European Union carbon Allowance (EUA) prices registered a 6.6% gain over the week ending Jan. 20 to settle above €85/tonne as stronger natural gas and power prices helped to wipe out the prior week's losses, despite having reached the height of the winter season with plentiful supplies amid mild temperatures.

Carbon Pulse analysis showed that growing economic pessimism, increased borrowing costs, and policy uncertainty have forced many EU Emissions Trading Scheme (EU ETS) participants to either change the way they trade EUAs or to reduce their exposure to allowances, as speculators in particular appear to be backing away from the market amid the clouded outlook for 2023.

Analysts also said they did not expect a quick return to EUA buying for industrials that have suspended operations amid extreme energy costs, nor a sustained ramping up of coal-to-gas fuel-switching.

A review into the UK’s net zero strategy said that the country must set out a clearer pre- and post-2030 pathway for its ETS and give assurances for industry on carbon leakage risk, also calling for voluntary carbon market regulation within two years.

Australia’s ACCU market has responded bullishly to the government’s final draft Safeguard Mechanism proposal, which would see the emissions cap for covered facilities drop 27% between now and the end of the decade. Spot ACCU prices rose by 11% in the third week of January to hit $38.95, a level not seen in almost a year, as compliance buyers and speculators streamed to the market.

Finance: SK Group, UAE sovereign wealth fund form partnership

South Korean conglomerate SK Group has formed a partnership with the UAE’s sovereign wealth fund, Mubadala Investment, for the voluntary carbon market in Asia. Details are scarce, but the two said they agreed to establish a consultative body, acting as a steering committee or working group, to hammer out the details of their approach.
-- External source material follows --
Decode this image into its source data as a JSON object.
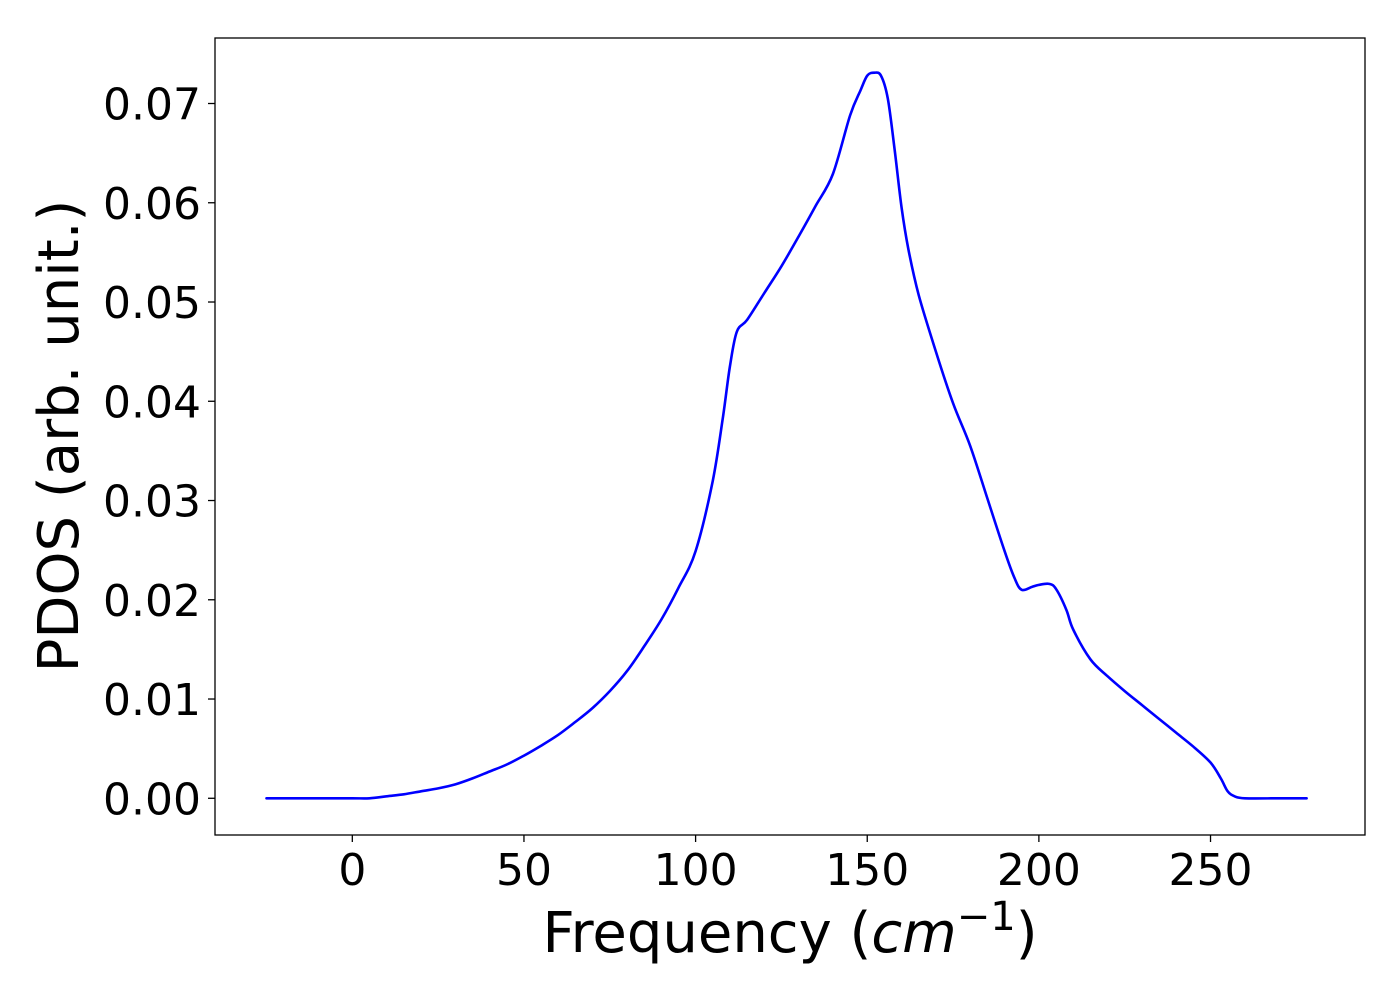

Initial focus will be on increasing the reliability and transparency of carbon credit certification methodologies, a priority in Korea’s response to the EU’s carbon border adjustment mechanism.

A New York compliance carbon market investor, the Kepos Capital Carbon Allowance Fund, raised $108 million from three undisclosed investors, documents from the US Securities and Exchange Commission showed Jan. 20. Last year, the fund only raised $1 million from the same number of investors for its fund that invests in North American and European carbon allowances.